Ação Revisional do FGTS: o risco vale à pena?



Ação Revisional do FGTS: o risco vale à pena?
Tenho sido consultado por vários e vários clientes, diariamente, acerca desta nova ação para revisão da conta vinculada do FGTS. Digo nova ação porque já houve uma "primeira onda" de ações para correção do FGTS no tocante aos expurgos inflacionários dos planos econômicos que se abateram sobre a economia brasileira nos anos 90.

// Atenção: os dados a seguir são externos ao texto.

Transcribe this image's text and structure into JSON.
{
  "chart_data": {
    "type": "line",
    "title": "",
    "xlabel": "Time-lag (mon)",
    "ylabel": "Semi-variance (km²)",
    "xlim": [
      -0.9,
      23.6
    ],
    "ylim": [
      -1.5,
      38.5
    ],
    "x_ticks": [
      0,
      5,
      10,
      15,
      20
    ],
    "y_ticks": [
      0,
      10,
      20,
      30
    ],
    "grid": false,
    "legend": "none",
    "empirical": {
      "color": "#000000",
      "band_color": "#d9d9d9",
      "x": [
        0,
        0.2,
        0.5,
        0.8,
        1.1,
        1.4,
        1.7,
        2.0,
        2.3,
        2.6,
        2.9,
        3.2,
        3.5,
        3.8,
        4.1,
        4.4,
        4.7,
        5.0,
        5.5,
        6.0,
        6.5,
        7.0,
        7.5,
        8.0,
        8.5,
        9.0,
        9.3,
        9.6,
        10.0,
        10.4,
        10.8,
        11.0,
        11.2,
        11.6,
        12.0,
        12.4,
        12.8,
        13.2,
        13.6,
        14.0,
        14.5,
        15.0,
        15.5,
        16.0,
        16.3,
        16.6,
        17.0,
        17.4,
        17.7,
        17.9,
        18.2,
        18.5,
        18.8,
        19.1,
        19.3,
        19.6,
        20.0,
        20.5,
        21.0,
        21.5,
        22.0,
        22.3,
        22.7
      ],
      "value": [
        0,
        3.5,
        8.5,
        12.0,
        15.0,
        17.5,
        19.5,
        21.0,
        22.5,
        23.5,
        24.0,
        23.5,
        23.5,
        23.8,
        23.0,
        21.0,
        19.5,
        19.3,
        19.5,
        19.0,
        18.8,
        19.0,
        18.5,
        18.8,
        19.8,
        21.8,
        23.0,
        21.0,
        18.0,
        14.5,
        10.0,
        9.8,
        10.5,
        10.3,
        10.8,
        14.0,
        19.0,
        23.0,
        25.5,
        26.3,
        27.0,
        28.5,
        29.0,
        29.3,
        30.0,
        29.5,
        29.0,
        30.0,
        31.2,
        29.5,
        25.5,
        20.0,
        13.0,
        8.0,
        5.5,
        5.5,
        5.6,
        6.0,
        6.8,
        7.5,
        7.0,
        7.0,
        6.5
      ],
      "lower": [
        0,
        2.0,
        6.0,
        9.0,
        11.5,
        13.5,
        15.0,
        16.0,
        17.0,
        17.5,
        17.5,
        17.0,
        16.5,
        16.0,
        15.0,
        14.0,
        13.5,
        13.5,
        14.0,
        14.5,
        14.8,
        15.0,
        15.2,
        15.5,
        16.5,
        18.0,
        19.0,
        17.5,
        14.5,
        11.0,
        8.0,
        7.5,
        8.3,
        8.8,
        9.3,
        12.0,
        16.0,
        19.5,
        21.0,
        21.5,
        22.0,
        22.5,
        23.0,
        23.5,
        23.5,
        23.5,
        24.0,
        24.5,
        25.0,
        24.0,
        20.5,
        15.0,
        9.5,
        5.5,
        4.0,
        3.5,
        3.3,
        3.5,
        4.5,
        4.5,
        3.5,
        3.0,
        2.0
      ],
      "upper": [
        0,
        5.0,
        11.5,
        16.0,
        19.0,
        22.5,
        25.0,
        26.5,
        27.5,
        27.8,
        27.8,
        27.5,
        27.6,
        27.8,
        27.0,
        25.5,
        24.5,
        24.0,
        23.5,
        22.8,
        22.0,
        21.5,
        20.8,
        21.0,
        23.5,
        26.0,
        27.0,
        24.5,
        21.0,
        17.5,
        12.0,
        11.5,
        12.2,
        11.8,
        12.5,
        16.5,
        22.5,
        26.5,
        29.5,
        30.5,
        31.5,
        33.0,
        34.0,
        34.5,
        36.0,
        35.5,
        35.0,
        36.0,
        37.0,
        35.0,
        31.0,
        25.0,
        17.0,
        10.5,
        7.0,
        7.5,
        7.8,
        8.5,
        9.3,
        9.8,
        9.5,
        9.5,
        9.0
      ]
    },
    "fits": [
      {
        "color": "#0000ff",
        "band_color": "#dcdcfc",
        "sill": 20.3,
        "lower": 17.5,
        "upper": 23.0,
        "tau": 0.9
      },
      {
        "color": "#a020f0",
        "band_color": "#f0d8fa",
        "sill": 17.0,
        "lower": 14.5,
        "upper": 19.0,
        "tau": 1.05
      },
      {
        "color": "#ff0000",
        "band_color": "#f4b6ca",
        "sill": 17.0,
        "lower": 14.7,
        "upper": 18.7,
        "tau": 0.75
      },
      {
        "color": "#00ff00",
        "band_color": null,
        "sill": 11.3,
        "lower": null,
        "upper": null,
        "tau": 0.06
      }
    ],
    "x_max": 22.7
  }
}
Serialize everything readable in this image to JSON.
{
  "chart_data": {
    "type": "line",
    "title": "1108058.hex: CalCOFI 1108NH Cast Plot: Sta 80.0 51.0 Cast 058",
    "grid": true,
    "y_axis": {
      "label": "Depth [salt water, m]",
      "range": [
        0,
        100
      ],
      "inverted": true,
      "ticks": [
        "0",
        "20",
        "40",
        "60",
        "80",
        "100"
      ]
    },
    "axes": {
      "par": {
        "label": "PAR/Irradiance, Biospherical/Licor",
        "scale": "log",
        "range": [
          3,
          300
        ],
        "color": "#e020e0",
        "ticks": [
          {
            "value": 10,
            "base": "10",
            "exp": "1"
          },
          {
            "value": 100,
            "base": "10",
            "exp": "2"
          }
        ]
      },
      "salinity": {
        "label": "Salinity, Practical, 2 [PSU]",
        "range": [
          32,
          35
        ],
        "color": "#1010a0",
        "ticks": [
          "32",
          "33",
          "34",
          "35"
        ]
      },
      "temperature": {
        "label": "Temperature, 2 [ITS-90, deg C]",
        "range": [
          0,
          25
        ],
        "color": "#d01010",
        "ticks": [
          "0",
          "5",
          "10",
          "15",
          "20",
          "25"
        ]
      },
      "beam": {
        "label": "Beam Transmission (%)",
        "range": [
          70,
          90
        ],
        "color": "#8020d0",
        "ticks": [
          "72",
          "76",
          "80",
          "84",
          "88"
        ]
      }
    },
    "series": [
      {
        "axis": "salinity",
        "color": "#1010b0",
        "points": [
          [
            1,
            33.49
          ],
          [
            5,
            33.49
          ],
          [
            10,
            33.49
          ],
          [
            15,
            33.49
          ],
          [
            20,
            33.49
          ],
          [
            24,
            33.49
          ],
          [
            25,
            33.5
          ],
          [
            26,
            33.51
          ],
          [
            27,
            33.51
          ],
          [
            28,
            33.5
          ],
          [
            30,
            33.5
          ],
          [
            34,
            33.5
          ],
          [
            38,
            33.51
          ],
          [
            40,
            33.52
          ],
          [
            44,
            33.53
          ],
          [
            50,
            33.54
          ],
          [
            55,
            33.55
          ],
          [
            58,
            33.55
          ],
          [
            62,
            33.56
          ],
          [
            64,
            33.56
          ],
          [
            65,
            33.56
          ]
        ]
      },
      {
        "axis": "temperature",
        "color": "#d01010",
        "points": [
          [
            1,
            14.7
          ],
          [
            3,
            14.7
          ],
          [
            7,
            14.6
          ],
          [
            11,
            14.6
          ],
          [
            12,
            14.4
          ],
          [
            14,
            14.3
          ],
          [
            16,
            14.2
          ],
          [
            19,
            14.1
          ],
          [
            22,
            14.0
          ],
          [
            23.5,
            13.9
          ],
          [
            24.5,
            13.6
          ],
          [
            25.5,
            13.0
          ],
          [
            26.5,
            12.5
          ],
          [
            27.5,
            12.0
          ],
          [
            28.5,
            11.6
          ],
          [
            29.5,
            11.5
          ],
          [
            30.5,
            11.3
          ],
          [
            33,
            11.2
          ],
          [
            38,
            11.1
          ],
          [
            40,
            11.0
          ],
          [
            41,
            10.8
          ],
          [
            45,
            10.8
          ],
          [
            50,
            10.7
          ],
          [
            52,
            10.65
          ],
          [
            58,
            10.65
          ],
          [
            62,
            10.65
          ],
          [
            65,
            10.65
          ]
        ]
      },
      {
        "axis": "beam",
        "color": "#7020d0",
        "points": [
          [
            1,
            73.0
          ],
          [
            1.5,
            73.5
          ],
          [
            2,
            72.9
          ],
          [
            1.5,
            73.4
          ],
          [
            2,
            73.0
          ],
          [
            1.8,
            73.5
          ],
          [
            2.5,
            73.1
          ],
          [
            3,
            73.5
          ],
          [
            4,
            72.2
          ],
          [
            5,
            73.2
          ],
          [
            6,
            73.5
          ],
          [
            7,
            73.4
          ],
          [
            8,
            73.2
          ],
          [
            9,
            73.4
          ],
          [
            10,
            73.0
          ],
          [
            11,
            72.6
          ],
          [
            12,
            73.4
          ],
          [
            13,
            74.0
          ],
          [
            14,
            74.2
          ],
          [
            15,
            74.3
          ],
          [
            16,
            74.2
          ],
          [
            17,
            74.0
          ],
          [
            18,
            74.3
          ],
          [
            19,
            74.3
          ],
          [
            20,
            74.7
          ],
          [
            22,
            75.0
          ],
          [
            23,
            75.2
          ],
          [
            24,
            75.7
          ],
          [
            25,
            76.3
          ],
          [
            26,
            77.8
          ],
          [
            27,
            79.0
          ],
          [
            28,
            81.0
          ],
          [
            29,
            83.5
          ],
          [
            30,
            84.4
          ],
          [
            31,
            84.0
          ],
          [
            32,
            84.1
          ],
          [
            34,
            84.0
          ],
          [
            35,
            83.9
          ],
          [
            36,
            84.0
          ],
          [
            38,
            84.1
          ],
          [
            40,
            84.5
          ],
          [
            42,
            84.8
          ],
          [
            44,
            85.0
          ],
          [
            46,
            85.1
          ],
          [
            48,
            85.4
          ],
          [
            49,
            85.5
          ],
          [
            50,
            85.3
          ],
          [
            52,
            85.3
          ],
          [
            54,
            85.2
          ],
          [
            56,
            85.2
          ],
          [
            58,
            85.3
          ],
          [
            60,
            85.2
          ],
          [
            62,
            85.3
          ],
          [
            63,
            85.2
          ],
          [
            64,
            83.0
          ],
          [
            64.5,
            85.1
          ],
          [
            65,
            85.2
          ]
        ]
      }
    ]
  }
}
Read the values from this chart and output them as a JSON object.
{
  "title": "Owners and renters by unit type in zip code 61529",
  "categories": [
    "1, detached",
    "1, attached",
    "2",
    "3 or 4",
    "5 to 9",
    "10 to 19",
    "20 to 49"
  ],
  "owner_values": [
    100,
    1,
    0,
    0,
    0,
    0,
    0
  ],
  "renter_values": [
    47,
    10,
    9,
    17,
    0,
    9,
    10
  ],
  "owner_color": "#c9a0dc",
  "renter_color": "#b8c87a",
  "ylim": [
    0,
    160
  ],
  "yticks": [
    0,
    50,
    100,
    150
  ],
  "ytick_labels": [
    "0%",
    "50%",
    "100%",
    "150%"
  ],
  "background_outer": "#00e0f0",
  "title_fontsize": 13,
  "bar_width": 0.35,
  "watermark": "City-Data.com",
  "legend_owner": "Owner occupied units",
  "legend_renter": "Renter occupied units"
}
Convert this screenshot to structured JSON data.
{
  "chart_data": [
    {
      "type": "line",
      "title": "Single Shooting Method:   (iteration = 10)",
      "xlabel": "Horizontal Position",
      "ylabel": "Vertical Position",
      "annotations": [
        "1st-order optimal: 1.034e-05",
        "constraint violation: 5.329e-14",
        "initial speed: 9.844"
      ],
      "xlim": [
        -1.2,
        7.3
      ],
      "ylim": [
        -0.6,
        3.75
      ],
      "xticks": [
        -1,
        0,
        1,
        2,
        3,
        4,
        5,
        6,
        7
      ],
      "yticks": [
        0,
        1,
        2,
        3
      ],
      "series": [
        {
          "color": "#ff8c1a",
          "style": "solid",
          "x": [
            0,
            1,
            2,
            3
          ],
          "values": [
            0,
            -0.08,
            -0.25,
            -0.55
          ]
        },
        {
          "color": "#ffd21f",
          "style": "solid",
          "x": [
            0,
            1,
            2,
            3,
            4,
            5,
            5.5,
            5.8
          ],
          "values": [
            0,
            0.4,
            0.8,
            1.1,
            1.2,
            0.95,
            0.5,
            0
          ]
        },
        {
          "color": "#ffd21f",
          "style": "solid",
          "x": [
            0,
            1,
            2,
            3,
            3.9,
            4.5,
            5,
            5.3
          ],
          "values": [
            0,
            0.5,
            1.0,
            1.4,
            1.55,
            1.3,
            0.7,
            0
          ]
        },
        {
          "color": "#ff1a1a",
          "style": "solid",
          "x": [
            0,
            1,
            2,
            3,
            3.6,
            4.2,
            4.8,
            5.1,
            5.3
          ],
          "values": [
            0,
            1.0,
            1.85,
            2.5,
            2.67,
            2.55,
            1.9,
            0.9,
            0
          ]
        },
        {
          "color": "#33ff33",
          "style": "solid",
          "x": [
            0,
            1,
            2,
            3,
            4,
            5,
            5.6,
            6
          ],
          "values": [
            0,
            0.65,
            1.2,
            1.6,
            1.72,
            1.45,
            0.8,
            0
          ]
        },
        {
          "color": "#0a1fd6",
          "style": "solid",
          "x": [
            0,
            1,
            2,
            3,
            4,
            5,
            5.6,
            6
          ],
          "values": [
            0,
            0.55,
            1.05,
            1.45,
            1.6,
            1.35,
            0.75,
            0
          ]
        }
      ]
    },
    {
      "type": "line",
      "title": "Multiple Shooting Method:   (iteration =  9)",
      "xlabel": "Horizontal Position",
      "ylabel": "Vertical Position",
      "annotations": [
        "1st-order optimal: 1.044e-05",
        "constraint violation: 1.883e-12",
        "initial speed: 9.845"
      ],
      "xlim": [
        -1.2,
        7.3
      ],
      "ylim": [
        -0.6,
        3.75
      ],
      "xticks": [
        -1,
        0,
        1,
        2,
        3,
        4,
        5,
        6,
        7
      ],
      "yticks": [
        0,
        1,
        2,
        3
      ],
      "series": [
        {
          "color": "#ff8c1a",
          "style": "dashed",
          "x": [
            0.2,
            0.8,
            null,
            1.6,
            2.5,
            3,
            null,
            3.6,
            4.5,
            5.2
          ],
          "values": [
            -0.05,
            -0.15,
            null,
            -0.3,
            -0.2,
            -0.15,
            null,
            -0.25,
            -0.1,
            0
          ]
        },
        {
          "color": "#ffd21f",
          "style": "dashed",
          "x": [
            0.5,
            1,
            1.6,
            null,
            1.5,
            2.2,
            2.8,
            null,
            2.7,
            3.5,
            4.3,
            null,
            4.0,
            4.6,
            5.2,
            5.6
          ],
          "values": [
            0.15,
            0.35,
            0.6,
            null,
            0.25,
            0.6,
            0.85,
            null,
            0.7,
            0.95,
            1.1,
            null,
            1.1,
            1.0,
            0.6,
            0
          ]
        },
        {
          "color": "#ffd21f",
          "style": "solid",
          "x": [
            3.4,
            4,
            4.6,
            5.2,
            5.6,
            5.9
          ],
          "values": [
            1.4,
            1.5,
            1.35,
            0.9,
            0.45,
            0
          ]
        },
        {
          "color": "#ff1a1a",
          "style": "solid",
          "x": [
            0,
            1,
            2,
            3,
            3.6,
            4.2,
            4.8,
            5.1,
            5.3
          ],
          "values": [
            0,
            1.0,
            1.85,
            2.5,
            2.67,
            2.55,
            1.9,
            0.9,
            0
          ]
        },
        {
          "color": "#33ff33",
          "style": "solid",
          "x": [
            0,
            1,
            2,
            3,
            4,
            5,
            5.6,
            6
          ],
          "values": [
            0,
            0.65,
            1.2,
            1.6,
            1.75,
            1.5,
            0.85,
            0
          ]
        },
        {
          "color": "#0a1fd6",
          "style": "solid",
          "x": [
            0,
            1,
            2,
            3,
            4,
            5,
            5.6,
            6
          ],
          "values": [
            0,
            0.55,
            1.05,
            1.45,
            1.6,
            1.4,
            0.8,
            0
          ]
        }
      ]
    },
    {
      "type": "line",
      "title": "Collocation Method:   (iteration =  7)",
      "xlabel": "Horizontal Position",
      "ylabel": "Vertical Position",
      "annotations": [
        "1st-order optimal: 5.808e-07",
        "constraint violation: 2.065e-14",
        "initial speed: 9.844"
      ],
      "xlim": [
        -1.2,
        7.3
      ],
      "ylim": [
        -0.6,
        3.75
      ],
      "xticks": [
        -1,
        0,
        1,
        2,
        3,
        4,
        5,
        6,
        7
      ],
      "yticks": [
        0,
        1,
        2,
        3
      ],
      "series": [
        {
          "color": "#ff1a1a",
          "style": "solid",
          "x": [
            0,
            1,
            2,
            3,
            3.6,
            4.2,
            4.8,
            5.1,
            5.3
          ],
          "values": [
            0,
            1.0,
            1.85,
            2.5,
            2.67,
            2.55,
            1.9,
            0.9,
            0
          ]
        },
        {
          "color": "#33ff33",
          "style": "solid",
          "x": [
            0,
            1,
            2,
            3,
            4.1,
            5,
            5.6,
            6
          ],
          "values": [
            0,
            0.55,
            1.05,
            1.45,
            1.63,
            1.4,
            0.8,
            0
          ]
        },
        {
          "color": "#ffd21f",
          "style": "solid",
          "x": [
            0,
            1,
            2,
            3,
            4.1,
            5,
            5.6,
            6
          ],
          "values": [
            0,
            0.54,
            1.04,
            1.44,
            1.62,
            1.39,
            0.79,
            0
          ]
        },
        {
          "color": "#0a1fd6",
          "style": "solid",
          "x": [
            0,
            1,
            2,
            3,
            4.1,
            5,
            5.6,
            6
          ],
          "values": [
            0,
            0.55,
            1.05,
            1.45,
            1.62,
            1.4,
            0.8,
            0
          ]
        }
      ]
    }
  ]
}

Todos, sem exceção, acham muito interessante e tentadora esta nova chance de ganhos financeiros. Afinal, estarão ganhando nada mais do que entendem ser seu por direito, como fruto oriundo de seu trabalho, mas que por algumas razões (discutidas e provadas por esta nova ação) lhes foi negado ao longo do tempo e que agora podem, finalmente, reaver.
Entretanto, para nossa surpresa, a maioria dos clientes estranha ao ouvir que esta ação lhes terá um custo. Sim, um custo financeiro. Não, não se trata de custas processuais (a maioria requererá e obterá a gratuidade processual), mas sim de honorários para o seu advogado. E mais uma vez não, não estou tratando da participação percentual sobre o resultado final.
A OAB nos aconselha, como profissionais que somos, a sempre cobrar honorários para recompensar o nosso trabalho. Seja uma consulta, uma intervenção extrajudicial ou um patrocínio judicial de uma causa, a nossa entidade de classe sugere que valorizemos nosso esforço acadêmico de vários anos, nosso constante aprimoramento e nosso labor diário com a cobrança de honorários, ainda que modestos, em recompensa do trabalho realizado.
Mas há clientes que acham que o advogado não deveria cobrar honorários para iniciar um processo. Que sempre deve dar as mãos ao cliente, fechar os olhos e se lançar com ele num "leap of faith", como se diz no idioma inglês, ou seja, num "salto de fé", ajuizando a demanda para o cliente na esperança de que haja um resultado favorável para daí sim, somente, receber a parcela de honorários contratados (e jamais apenas combinados - outra orientação da OAB: faça sempre um contrato de honorários).
Porém, questiono: é justo que o advogado partilhe de um risco que é, por natureza, do seu cliente?
O que seria de um advogado que atuasse sempre e invariavelmente "no risco", como dizem os clientes? Jamais, em momento nenhum, cobraria honorários "pro labore", que são aqueles honorários de adiantamento, para iniciar os trabalhos. Estaria sempre dependendo do resultado da ação, do trânsito em julgado, e do sucesso da execução da sentença (ou acórdão) para receber. Isto após liquidação e crédito em conta.
Sobreviveria este advogado? Imagino que não, sinceramente.
É o que se tem em mãos nesta nova ação de revisão do FGTS. A cobrança de honorários iniciais, para alguns clientes, soa estranha e gera até desconfiança. Alguns sugerem que o advogado não estaria acreditando na ação, e por isso estaria querendo "se garantir" cobrando valores adiantados. Absurdo! Primeiro porque o valor cobrado é mínimo, até irrisório, e nem de longe atende às sugestões da Tabela de Honorários da OAB. É cobrado apenas para suprir despesas básicas essenciais.
E segundo, e o principal, é que se o advogado não acreditasse na ação não ingressaria com a mesma. Não teria todo o trabalho de ficar acompanhando o processo, e de ter mais um cliente para dar explicações e satisfações se não fosse pela possibilidade plausível de êxito na demanda.
Por isso, entendo que atuar "no risco" não vale à pena. Nossa postura é pela cobrança de honorários para o ingresso na ação, mesmo que módicos (falo aqui de honorários da ordem de 10% a 20% do salário mínimo, em pagamento único). O risco é do cliente, não pode ser transferido ao profissional advogado, e isto deve ser doutrinado aos clientes até que se torne algo tão tangível e nítido como as metáforas cabíveis ao caso: posso por o risco em minha carteira, ir ao supermercado e comprar comida para minha família? Não posso. Aí está.